Techniques and Recipes
MAKES COOK TIME
2 SERVINGS 10 MINUTES
Pan-Seared Duck
with
Cherry Sauce
Game birds, like the duck in this recipe, are most flavorful, tender, and moist when cooked medium or
medium rare and given at least 10 minutes to rest.
INGREDIENTS
– 2 5–6 ounce duck breast halves or
1 12–16 ounce duck breast half
– 2 tablespoons chilled butter, divided
– ¼ cup finely chopped shallot
– ½ cup low-sodium chicken broth
– 8 sweet red cherries, fresh or frozen
and thawed, pitted and halved
– 2 tablespoons tawny port
– 1 tablespoon orange blossom honey
– Salt and pepper
Preparation method
1. Place duck breast halves between two sheets of plastic
wrap. Pound lightly to an even thickness, about ½–¾ inch.
Discard plastic wrap. Using sharp knife, score skin in a ¾-inch
crosshatch pattern, being careful not to cut into the meat.

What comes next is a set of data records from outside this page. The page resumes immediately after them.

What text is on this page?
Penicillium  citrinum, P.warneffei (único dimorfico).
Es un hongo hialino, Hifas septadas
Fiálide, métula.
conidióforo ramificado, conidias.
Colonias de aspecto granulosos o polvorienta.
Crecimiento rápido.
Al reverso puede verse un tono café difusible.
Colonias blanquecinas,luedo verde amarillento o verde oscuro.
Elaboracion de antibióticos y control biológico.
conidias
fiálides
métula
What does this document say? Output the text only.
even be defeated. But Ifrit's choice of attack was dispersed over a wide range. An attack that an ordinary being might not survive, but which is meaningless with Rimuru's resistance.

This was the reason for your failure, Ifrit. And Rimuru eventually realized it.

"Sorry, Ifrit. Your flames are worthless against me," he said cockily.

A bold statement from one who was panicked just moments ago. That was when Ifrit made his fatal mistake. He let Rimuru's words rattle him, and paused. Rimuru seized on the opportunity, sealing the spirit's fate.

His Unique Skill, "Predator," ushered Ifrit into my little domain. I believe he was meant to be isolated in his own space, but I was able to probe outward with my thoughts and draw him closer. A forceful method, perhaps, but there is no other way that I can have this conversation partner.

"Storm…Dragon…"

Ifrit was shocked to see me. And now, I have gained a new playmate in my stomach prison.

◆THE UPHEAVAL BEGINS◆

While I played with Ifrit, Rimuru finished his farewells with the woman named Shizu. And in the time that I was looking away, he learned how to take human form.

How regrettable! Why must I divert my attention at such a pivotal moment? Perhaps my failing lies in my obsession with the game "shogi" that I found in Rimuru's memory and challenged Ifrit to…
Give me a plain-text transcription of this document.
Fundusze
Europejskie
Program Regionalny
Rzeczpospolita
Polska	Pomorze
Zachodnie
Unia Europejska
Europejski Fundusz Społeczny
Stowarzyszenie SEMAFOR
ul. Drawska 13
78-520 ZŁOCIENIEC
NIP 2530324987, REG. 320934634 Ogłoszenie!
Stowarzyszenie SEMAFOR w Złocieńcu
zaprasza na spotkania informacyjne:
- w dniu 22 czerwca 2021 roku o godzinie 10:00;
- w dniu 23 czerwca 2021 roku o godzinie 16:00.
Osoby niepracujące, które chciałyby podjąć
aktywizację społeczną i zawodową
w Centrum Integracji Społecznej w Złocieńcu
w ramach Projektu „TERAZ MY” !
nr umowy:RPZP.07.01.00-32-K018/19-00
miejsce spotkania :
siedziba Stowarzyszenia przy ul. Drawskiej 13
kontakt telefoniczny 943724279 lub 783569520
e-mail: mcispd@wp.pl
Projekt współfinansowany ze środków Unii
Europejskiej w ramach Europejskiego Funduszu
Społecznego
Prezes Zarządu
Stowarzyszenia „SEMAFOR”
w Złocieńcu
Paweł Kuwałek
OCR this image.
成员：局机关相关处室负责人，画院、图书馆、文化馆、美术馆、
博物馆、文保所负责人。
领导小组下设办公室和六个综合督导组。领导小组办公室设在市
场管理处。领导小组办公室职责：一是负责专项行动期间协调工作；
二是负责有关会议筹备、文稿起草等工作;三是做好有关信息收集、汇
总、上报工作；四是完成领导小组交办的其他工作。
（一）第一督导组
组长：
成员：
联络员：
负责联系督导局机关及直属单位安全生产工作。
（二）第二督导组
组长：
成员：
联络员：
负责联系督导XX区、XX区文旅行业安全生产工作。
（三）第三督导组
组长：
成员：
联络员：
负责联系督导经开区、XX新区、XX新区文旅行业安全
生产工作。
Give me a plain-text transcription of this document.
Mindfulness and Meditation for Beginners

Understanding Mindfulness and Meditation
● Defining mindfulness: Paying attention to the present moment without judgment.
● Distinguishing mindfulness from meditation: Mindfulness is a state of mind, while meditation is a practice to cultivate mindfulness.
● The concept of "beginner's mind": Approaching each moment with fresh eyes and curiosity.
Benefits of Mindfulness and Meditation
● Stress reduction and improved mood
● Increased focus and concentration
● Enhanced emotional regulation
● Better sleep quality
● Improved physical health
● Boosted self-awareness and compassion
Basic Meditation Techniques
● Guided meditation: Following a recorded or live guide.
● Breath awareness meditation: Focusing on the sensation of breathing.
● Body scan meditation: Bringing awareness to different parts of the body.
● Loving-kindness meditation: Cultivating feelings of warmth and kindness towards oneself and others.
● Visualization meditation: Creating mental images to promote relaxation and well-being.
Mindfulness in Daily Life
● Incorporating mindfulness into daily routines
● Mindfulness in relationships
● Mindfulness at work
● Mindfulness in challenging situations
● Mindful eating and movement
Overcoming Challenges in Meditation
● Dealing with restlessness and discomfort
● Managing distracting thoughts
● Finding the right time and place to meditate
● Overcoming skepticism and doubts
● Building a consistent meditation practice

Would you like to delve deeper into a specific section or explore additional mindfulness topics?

Cover and chill. This can be done up to 8 hours before
cooking. 2. In a large, heavy skillet, melt 1 tablespoon butter
over medium-high heat. Season duck with salt and pepper.
Add duck, skin side down, to skillet and cook until skin is
browned and crisp, about 5 minutes. Turn duck over, reduce
heat to medium, and cook until browned and cooked to
desired doneness, about 4 minutes longer for small breasts
and 8 minutes longer for a large breast for medium rare.
Transfer to work surface, tent with foil to keep warm, and let
rest 10 minutes. 3. Meanwhile, pour o all but 2 tablespoons
of drippings from skillet. Add shallot and stir over medium heat
for 30 seconds. Add broth, cherries, tawny port, and honey.
Increase heat to high; stirring often, boil until sauce reduces
to a glaze, about 3 minutes. Whisk in 1 tablespoon cold butter.
Season sauce to taste with salt and pepper.